Tu suis ce que je dis

30/06/2022
Laurent Dumoulin

Parce qu’elle procède par identifications et signifiants-maîtres, la politique convoque ceux qui s’y risquent à dire quelque chose de leur Je. Comment, dès lors, le « je suis ce que je dis » fait-il symptôme en politique ?

Le vacillement des semblants organisant le monde et l’anonymat produits par les avancées du discours de la science et de la mondialisation, provoquent pour de nombreux sujets un certain égarement, souvent teinté d’angoisse. En réponse à cela, depuis une quarantaine d’années, on assiste à un retour du populisme dans les démocraties occidentales. Cette idéologie trouve son succès dans la néo-dualisation qu’elle propose d’un monde toujours plus pluralisé. Il y aurait le peuple et les élites : au premier les vertus, aux secondes les vices.

Le peuple, l’article défini l’indique assez, n’est pas divisé. Comme Un, il parlerait d’une seule voix. Mieux, tel Yahvé déclarant « Moi, en tout cas, je vois clair1Bible de Jérusalem, Livre de Jérémie, 7.2», il connaîtrait son Bien. Par quel miracle s’obtiendrait ce peuple Un et lucide ?

L’Un du peuple est fondé sur une ségrégation. Pour que le peuple fasse Un, il est nécessaire de désigner le non-peuple, et de l’extraire. Le peuple parle d’une seule voix, parce que le non-peuple n’a pas droit à la parole.

La lucidité est celle de qui a vu que tout est semblant, fake, complot, deep-state. À ce titre il n’y aurait pas à se laisser duper : la démocratie dite représentative, très peu pour les Uns-tout-seuls ! Puisque la représentation ne vaut rien, alors le peuple réclame du direct. En la matière, direct du droit ou du gauche, peu importe.

Mais, à tant parler du peuple, est-on si sûr que le peuple parle ? Fait troublant : là où il y aurait le peuple, le leader n’est jamais loin. Sous les traits de l’homme providentiel, ou de la bonne-mère veillant sur ses enfants, pas de populisme sans chef. Et c’est lui qui, derrière le micro, dit … ce que voudrait le peuple.

Symptôme de la chute du Père, le retour du populisme rend spécialement saillant comment la politique est affaire de mots qui font mouche, capturant le sujet là où l’inconscient ne lui délivre aucun être. Au peuple de souche, le leader parle d’immigration massive et de grand-remplacement. Au peuple woke, le patriarcat colonial est désigné comme cause de tous ses maux, et donc à canceller.

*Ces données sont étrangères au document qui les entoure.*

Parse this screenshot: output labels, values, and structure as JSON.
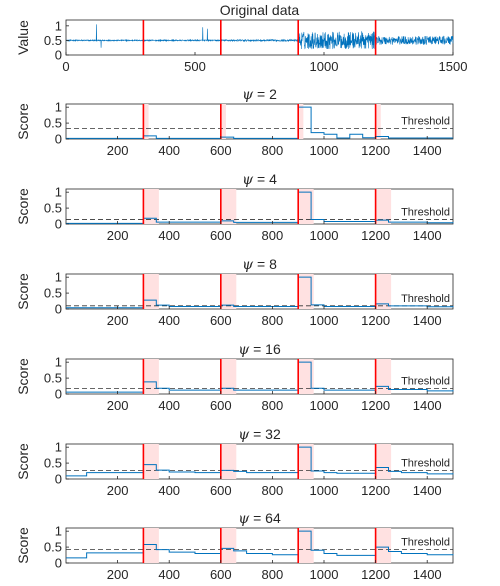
{
  "colors": {
    "series": "#0072BD",
    "changepoint": "#FF0000",
    "window": "#FFE1E1",
    "threshold": "#333333"
  },
  "chart_data": [
    {
      "type": "line",
      "title": "Original data",
      "title_symbol": "",
      "title_value": "",
      "ylabel": "Value",
      "xlim": [
        0,
        1500
      ],
      "ylim": [
        0,
        1.2
      ],
      "xticks": [
        0,
        500,
        1000,
        1500
      ],
      "xtick_labels": [
        "0",
        "500",
        "1000",
        "1500"
      ],
      "yticks": [
        0,
        0.5,
        1
      ],
      "ytick_labels": [
        "0",
        "0.5",
        "1"
      ],
      "changepoints": [
        300,
        600,
        900,
        1200
      ],
      "noise_segments": [
        {
          "start": 0,
          "end": 300,
          "level": 0.5,
          "amplitude": 0.02
        },
        {
          "start": 300,
          "end": 600,
          "level": 0.5,
          "amplitude": 0.02
        },
        {
          "start": 600,
          "end": 900,
          "level": 0.5,
          "amplitude": 0.03
        },
        {
          "start": 900,
          "end": 1200,
          "level": 0.5,
          "amplitude": 0.3
        },
        {
          "start": 1200,
          "end": 1500,
          "level": 0.5,
          "amplitude": 0.15
        }
      ],
      "spikes": [
        {
          "x": 118,
          "y": 1.05
        },
        {
          "x": 136,
          "y": 0.25
        },
        {
          "x": 530,
          "y": 0.95
        },
        {
          "x": 548,
          "y": 0.9
        }
      ]
    },
    {
      "type": "line",
      "title": "",
      "title_symbol": "ψ",
      "title_value": "= 2",
      "ylabel": "Score",
      "xlim": [
        0,
        1500
      ],
      "ylim": [
        0,
        1.1
      ],
      "xticks": [
        200,
        400,
        600,
        800,
        1000,
        1200,
        1400
      ],
      "xtick_labels": [
        "200",
        "400",
        "600",
        "800",
        "1000",
        "1200",
        "1400"
      ],
      "yticks": [
        0,
        0.5,
        1
      ],
      "ytick_labels": [
        "0",
        "0.5",
        "1"
      ],
      "threshold": 0.33,
      "threshold_label": "Threshold",
      "changepoints": [
        300,
        600,
        900,
        1200
      ],
      "windows": [
        [
          300,
          320
        ],
        [
          600,
          620
        ],
        [
          900,
          920
        ],
        [
          1200,
          1220
        ]
      ],
      "x": [
        0,
        300,
        350,
        600,
        650,
        900,
        950,
        1000,
        1050,
        1100,
        1150,
        1200,
        1250,
        1500
      ],
      "y": [
        0.02,
        0.1,
        0.02,
        0.06,
        0.02,
        1.0,
        0.2,
        0.15,
        0.03,
        0.15,
        0.04,
        0.08,
        0.03,
        0.03
      ]
    },
    {
      "type": "line",
      "title": "",
      "title_symbol": "ψ",
      "title_value": "= 4",
      "ylabel": "Score",
      "xlim": [
        0,
        1500
      ],
      "ylim": [
        0,
        1.1
      ],
      "xticks": [
        200,
        400,
        600,
        800,
        1000,
        1200,
        1400
      ],
      "xtick_labels": [
        "200",
        "400",
        "600",
        "800",
        "1000",
        "1200",
        "1400"
      ],
      "yticks": [
        0,
        0.5,
        1
      ],
      "ytick_labels": [
        "0",
        "0.5",
        "1"
      ],
      "threshold": 0.14,
      "threshold_label": "Threshold",
      "changepoints": [
        300,
        600,
        900,
        1200
      ],
      "windows": [
        [
          300,
          360
        ],
        [
          600,
          660
        ],
        [
          900,
          960
        ],
        [
          1200,
          1260
        ]
      ],
      "x": [
        0,
        300,
        350,
        600,
        650,
        900,
        950,
        1000,
        1200,
        1250,
        1400,
        1500
      ],
      "y": [
        0.02,
        0.18,
        0.06,
        0.1,
        0.05,
        1.0,
        0.14,
        0.08,
        0.12,
        0.06,
        0.04,
        0.06
      ]
    },
    {
      "type": "line",
      "title": "",
      "title_symbol": "ψ",
      "title_value": "= 8",
      "ylabel": "Score",
      "xlim": [
        0,
        1500
      ],
      "ylim": [
        0,
        1.1
      ],
      "xticks": [
        200,
        400,
        600,
        800,
        1000,
        1200,
        1400
      ],
      "xtick_labels": [
        "200",
        "400",
        "600",
        "800",
        "1000",
        "1200",
        "1400"
      ],
      "yticks": [
        0,
        0.5,
        1
      ],
      "ytick_labels": [
        "0",
        "0.5",
        "1"
      ],
      "threshold": 0.1,
      "threshold_label": "Threshold",
      "changepoints": [
        300,
        600,
        900,
        1200
      ],
      "windows": [
        [
          300,
          360
        ],
        [
          600,
          660
        ],
        [
          900,
          960
        ],
        [
          1200,
          1260
        ]
      ],
      "x": [
        0,
        300,
        350,
        400,
        600,
        650,
        900,
        950,
        1000,
        1200,
        1250,
        1400,
        1500
      ],
      "y": [
        0.04,
        0.28,
        0.12,
        0.08,
        0.12,
        0.08,
        1.0,
        0.13,
        0.08,
        0.16,
        0.1,
        0.07,
        0.09
      ]
    },
    {
      "type": "line",
      "title": "",
      "title_symbol": "ψ",
      "title_value": "= 16",
      "ylabel": "Score",
      "xlim": [
        0,
        1500
      ],
      "ylim": [
        0,
        1.1
      ],
      "xticks": [
        200,
        400,
        600,
        800,
        1000,
        1200,
        1400
      ],
      "xtick_labels": [
        "200",
        "400",
        "600",
        "800",
        "1000",
        "1200",
        "1400"
      ],
      "yticks": [
        0,
        0.5,
        1
      ],
      "ytick_labels": [
        "0",
        "0.5",
        "1"
      ],
      "threshold": 0.17,
      "threshold_label": "Threshold",
      "changepoints": [
        300,
        600,
        900,
        1200
      ],
      "windows": [
        [
          300,
          360
        ],
        [
          600,
          660
        ],
        [
          900,
          960
        ],
        [
          1200,
          1260
        ]
      ],
      "x": [
        0,
        300,
        350,
        400,
        600,
        650,
        900,
        950,
        1000,
        1200,
        1250,
        1400,
        1500
      ],
      "y": [
        0.06,
        0.38,
        0.18,
        0.12,
        0.18,
        0.12,
        1.0,
        0.18,
        0.12,
        0.24,
        0.14,
        0.1,
        0.12
      ]
    },
    {
      "type": "line",
      "title": "",
      "title_symbol": "ψ",
      "title_value": "= 32",
      "ylabel": "Score",
      "xlim": [
        0,
        1500
      ],
      "ylim": [
        0,
        1.1
      ],
      "xticks": [
        200,
        400,
        600,
        800,
        1000,
        1200,
        1400
      ],
      "xtick_labels": [
        "200",
        "400",
        "600",
        "800",
        "1000",
        "1200",
        "1400"
      ],
      "yticks": [
        0,
        0.5,
        1
      ],
      "ytick_labels": [
        "0",
        "0.5",
        "1"
      ],
      "threshold": 0.27,
      "threshold_label": "Threshold",
      "changepoints": [
        300,
        600,
        900,
        1200
      ],
      "windows": [
        [
          300,
          360
        ],
        [
          600,
          660
        ],
        [
          900,
          960
        ],
        [
          1200,
          1260
        ]
      ],
      "x": [
        0,
        80,
        300,
        350,
        400,
        500,
        600,
        650,
        700,
        900,
        950,
        1000,
        1050,
        1200,
        1250,
        1300,
        1400,
        1500
      ],
      "y": [
        0.1,
        0.2,
        0.45,
        0.28,
        0.22,
        0.2,
        0.27,
        0.24,
        0.2,
        1.0,
        0.25,
        0.2,
        0.18,
        0.36,
        0.24,
        0.2,
        0.16,
        0.18
      ]
    },
    {
      "type": "line",
      "title": "",
      "title_symbol": "ψ",
      "title_value": "= 64",
      "ylabel": "Score",
      "xlim": [
        0,
        1500
      ],
      "ylim": [
        0,
        1.1
      ],
      "xticks": [
        200,
        400,
        600,
        800,
        1000,
        1200,
        1400
      ],
      "xtick_labels": [
        "200",
        "400",
        "600",
        "800",
        "1000",
        "1200",
        "1400"
      ],
      "yticks": [
        0,
        0.5,
        1
      ],
      "ytick_labels": [
        "0",
        "0.5",
        "1"
      ],
      "threshold": 0.42,
      "threshold_label": "Threshold",
      "changepoints": [
        300,
        600,
        900,
        1200
      ],
      "windows": [
        [
          300,
          360
        ],
        [
          600,
          660
        ],
        [
          900,
          960
        ],
        [
          1200,
          1260
        ]
      ],
      "x": [
        0,
        80,
        300,
        350,
        400,
        500,
        600,
        650,
        700,
        800,
        900,
        950,
        1000,
        1050,
        1200,
        1250,
        1300,
        1400,
        1500
      ],
      "y": [
        0.16,
        0.32,
        0.58,
        0.42,
        0.34,
        0.3,
        0.46,
        0.38,
        0.3,
        0.26,
        1.0,
        0.4,
        0.3,
        0.24,
        0.5,
        0.36,
        0.3,
        0.26,
        0.28
      ]
    }
  ]
}
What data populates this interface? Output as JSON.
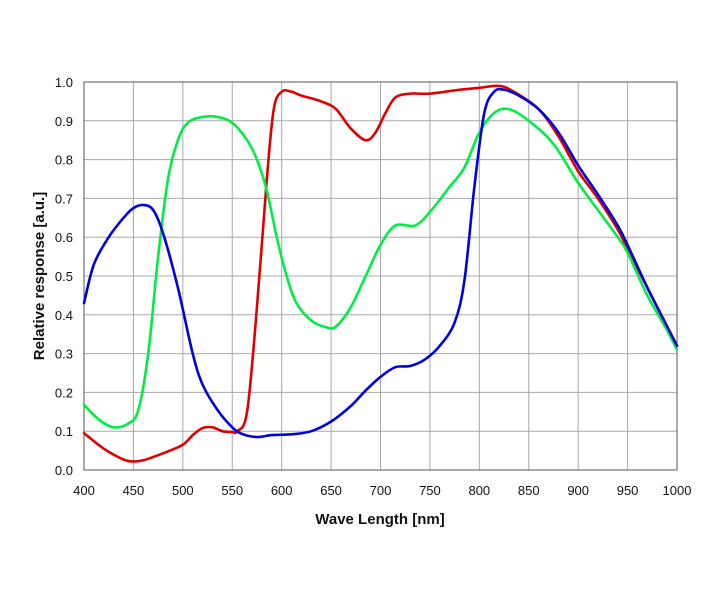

Que demande le peuple ? Impossible à dire, car ce que l’on entend n’est pas son énoncé, mais bel et bien la grosse voix du chef. Le populisme est une des guises contemporaines du déni de l’inconscient. Cette idéologie prête au peuple un je suis ce que je dis. Cette glorification du peuple n’a d’autre fonction que de voiler le tu suis ce que je dis qu’ordonne le chef.